Could you please help in proc export how do we fix this , kindly help on this case.
Thanks
Venkat
I think the problem is with whatever application you use to read the .csv-file. PROC EXPORT very nicely puts quotes around values like that, so it should be read as a single character value.
One workaround may be to change the delimiter to ';', if your application can understand that as a delimiter. Otherwise, use some other application to view the file.
Let me guess: you are using Excel to display the csv-file, right? Try using a text-editor, that has not the fancy habits Excel has.
I ran this code
data have;
input var1 $ var2 $ var3;
datalines;
A 1,2,3 5
;
proc export
data=have
file="/folders/myfolders/have.csv"
dbms=csv
replace
;
run;
and got this in the file:
var1,var2,var3 A,"1,2,3",5
which is as it should be.
Opening the file with LibreOffice also resulted in a left-aligned string.
@baskisb wrote:
Hi ,
Im using proc export with DBMS = csv and replace option and the email getting generated to outbound location.

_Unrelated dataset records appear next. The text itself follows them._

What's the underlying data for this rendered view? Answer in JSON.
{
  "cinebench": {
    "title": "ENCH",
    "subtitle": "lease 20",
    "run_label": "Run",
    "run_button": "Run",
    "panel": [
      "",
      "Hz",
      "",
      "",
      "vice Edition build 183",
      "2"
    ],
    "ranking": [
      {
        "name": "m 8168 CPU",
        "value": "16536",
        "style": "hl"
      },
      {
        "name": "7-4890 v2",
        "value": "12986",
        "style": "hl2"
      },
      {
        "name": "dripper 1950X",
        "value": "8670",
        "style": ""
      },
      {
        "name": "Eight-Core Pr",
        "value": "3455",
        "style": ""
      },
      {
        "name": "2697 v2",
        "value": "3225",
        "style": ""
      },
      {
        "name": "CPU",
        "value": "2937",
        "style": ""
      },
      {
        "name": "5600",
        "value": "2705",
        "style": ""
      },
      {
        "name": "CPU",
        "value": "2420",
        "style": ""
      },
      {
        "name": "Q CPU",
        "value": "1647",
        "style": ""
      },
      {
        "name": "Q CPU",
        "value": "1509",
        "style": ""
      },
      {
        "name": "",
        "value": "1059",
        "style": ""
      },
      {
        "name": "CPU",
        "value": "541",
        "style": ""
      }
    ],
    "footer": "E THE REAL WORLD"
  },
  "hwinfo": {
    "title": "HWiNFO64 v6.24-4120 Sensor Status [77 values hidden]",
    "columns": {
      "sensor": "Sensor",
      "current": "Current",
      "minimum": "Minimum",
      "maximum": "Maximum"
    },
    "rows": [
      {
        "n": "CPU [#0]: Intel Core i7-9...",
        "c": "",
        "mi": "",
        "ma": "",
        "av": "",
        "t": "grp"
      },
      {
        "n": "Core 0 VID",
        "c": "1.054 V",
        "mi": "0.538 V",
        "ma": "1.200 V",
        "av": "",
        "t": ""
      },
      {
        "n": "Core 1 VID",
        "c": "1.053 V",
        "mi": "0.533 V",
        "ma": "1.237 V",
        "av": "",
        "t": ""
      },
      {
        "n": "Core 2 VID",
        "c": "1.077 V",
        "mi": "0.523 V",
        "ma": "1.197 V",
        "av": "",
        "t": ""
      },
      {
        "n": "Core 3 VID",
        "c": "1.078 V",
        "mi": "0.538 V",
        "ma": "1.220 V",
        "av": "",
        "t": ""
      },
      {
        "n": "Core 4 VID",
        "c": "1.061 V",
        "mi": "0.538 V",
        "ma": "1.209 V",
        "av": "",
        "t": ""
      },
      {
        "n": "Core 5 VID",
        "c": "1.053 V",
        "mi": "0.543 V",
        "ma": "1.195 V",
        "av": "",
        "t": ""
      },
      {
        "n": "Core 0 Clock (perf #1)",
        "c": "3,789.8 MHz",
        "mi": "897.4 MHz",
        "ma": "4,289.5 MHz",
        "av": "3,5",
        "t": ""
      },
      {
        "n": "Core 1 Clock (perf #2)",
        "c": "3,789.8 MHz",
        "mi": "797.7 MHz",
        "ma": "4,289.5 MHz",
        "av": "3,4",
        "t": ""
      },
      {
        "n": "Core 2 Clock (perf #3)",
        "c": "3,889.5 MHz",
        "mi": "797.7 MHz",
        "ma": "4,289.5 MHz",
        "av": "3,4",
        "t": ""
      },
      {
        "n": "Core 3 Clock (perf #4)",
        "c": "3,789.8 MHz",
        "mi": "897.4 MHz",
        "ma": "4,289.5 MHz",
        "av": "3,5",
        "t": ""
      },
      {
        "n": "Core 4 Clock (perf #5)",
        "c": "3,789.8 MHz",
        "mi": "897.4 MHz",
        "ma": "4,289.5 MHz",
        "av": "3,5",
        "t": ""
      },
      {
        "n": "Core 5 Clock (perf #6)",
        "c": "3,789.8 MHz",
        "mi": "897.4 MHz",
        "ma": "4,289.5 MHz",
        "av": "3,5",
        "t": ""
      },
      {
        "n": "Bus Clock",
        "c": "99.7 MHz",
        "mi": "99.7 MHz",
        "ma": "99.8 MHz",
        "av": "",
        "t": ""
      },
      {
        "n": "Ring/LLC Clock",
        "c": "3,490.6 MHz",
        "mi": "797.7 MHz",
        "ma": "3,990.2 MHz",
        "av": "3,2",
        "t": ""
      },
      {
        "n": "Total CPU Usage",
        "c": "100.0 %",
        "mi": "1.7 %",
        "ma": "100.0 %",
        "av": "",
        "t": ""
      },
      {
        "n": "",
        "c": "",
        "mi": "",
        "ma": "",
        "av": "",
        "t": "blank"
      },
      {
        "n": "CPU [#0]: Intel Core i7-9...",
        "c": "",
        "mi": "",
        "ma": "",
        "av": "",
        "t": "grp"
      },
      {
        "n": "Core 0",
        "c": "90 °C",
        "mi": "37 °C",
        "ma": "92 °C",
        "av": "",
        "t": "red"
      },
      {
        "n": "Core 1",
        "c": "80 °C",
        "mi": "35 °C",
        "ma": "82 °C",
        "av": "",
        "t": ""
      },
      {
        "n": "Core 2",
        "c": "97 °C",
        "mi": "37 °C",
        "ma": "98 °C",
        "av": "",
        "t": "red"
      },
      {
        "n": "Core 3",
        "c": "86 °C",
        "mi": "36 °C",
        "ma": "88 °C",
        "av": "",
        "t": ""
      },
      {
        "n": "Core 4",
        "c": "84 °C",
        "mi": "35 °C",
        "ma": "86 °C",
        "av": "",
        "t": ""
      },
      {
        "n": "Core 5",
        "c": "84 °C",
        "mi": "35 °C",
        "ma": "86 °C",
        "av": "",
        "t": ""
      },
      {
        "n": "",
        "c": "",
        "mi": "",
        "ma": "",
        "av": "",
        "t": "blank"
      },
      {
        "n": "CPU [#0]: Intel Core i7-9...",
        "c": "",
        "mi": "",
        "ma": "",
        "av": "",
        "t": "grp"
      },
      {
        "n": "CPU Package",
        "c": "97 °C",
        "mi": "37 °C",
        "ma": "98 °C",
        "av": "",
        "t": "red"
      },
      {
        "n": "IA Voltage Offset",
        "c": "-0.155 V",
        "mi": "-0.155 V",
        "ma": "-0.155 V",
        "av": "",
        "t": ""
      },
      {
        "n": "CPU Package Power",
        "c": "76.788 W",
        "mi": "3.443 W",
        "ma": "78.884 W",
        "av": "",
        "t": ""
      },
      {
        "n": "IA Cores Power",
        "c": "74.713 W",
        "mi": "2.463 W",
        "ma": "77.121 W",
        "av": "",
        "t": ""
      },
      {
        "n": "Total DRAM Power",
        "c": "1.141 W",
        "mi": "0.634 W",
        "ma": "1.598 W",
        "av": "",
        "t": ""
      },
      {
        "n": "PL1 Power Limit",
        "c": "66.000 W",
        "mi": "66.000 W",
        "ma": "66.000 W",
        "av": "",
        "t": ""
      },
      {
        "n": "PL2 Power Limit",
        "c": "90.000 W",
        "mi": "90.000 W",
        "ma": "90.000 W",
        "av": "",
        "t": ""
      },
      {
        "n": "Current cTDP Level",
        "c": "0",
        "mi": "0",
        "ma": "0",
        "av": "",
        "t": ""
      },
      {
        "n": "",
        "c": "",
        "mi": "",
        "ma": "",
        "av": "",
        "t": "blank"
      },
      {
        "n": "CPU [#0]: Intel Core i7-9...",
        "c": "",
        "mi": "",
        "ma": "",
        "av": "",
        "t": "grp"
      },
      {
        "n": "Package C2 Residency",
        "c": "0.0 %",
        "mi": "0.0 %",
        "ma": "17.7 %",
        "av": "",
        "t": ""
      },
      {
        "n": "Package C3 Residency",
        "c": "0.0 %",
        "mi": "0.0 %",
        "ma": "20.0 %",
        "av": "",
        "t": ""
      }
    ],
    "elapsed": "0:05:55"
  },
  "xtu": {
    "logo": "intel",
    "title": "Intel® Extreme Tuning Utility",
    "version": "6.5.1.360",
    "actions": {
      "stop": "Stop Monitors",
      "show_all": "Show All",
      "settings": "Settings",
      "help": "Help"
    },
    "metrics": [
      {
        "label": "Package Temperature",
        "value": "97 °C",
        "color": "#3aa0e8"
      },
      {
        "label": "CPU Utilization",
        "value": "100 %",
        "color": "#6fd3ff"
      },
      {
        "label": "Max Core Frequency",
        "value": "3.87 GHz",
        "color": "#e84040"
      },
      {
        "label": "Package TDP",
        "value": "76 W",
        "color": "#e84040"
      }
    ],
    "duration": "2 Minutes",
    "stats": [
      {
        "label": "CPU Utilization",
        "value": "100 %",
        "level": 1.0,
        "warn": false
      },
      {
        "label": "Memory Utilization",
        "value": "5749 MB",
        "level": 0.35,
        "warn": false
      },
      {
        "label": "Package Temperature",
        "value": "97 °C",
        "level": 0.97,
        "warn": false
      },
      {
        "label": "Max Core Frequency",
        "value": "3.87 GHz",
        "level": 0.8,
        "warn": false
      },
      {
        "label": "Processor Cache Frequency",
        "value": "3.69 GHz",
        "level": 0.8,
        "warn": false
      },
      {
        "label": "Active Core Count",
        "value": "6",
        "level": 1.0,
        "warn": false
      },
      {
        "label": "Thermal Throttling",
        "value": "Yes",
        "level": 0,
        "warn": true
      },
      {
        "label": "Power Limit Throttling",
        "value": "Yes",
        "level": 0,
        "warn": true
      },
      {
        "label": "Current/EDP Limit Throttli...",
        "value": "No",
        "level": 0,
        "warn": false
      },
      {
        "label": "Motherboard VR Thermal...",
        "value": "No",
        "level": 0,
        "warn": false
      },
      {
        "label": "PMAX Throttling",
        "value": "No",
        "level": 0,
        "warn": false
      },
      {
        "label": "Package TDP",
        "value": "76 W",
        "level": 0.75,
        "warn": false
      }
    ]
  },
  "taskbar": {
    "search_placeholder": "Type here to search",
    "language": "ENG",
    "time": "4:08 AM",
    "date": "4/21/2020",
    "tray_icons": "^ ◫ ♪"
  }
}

But what i observed the the columns which has character values in SAS dataset ( for example : Classfication : 1,2,3 ( in char) ; Flag = 4,7,1 ( in char) ) those are changing as numeric when i open csv file on email.its automatically changing char to numeric as right alignment .
Could you please help in proc export how do we fix this , kindly help on this case.
Thanks
Venkat
A CSV file is jut plain text. It has no metadata about the type of data in contains (other than the optional header row).
What program are you using to view the CSV file? If it is Excel you need to do a little work to tell it what data type to use for each column.